Unable to finetune pretrained inception_v3 in multi-gpu training

PyTorch Version: 1.1.0
Torchvision Version: 0.3.0

I’m trying to finetune inception_v3 these days but meet a bug:

Traceback (most recent call last):
File “train.py”, line 133, in
outputs, aux = model(images)
File “/home/yjh/.conda/envs/phone/lib/python3.7/site-packages/torch/nn/modules/module.py”, line 493, in call
result = self.forward(*input, **kwargs)
File “/home/yjh/.conda/envs/phone/lib/python3.7/site-packages/torch/nn/parallel/data_parallel.py”, line 153, in forward
return self.gather(outputs, self.output_device)
File “/home/yjh/.conda/envs/phone/lib/python3.7/site-packages/torch/nn/parallel/data_parallel.py”, line 165, in gather
return gather(outputs, output_device, dim=self.dim)
File “/home/yjh/.conda/envs/phone/lib/python3.7/site-packages/torch/nn/parallel/scatter_gather.py”, line 67, in gather
return gather_map(outputs)
File “/home/yjh/.conda/envs/phone/lib/python3.7/site-packages/torch/nn/parallel/scatter_gather.py”, line 62, in gather_map
return type(out)(map(gather_map, zip(*outputs)))
TypeError: new() missing 1 required positional argument: ‘aux_logits’

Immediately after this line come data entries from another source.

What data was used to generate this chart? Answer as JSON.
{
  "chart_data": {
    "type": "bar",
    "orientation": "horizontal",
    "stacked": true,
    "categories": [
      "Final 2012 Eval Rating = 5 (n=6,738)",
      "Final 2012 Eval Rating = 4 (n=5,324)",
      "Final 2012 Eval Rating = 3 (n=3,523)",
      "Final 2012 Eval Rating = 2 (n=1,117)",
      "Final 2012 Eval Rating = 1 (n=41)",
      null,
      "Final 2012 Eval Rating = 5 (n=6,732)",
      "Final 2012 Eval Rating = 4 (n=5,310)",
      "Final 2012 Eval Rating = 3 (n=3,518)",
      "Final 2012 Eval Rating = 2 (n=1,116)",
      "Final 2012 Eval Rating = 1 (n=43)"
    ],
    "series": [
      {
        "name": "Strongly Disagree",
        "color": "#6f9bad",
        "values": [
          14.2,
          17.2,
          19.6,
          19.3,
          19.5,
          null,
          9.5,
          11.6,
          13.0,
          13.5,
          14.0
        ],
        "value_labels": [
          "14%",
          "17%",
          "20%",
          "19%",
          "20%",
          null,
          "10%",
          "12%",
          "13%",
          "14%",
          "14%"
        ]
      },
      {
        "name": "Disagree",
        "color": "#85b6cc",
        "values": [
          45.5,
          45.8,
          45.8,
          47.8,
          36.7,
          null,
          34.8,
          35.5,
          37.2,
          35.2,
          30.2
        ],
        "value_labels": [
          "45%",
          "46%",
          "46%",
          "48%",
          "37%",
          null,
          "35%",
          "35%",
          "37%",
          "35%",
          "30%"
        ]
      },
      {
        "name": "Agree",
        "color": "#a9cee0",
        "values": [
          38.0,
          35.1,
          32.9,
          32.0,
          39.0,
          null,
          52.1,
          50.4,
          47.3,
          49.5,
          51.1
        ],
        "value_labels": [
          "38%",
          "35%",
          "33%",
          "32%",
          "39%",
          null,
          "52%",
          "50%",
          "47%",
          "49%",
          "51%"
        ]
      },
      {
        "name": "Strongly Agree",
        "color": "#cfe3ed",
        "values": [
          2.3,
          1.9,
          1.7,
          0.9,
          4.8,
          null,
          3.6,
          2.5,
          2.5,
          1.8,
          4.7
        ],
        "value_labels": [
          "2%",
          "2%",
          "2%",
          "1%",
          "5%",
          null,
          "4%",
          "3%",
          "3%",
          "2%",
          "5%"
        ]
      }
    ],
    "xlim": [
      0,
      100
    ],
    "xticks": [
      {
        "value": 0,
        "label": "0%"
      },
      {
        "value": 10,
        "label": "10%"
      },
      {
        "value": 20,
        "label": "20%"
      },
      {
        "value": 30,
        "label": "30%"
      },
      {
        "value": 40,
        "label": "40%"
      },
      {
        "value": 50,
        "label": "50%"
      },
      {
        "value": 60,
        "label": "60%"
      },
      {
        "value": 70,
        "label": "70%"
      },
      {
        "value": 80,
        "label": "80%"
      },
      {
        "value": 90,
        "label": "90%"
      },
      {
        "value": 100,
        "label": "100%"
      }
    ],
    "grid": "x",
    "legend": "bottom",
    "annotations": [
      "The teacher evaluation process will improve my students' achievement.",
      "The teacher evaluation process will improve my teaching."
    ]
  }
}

Finally, I figure out that there may be something wrong when the model is distributed to multi-gpu by model = nn.DataParallel(model), after commenting this line, everything seems ok and it began training.
However, I could not utilize the other gpu, which increase my time cost.

Is there bugs or I didn’t use it correctly?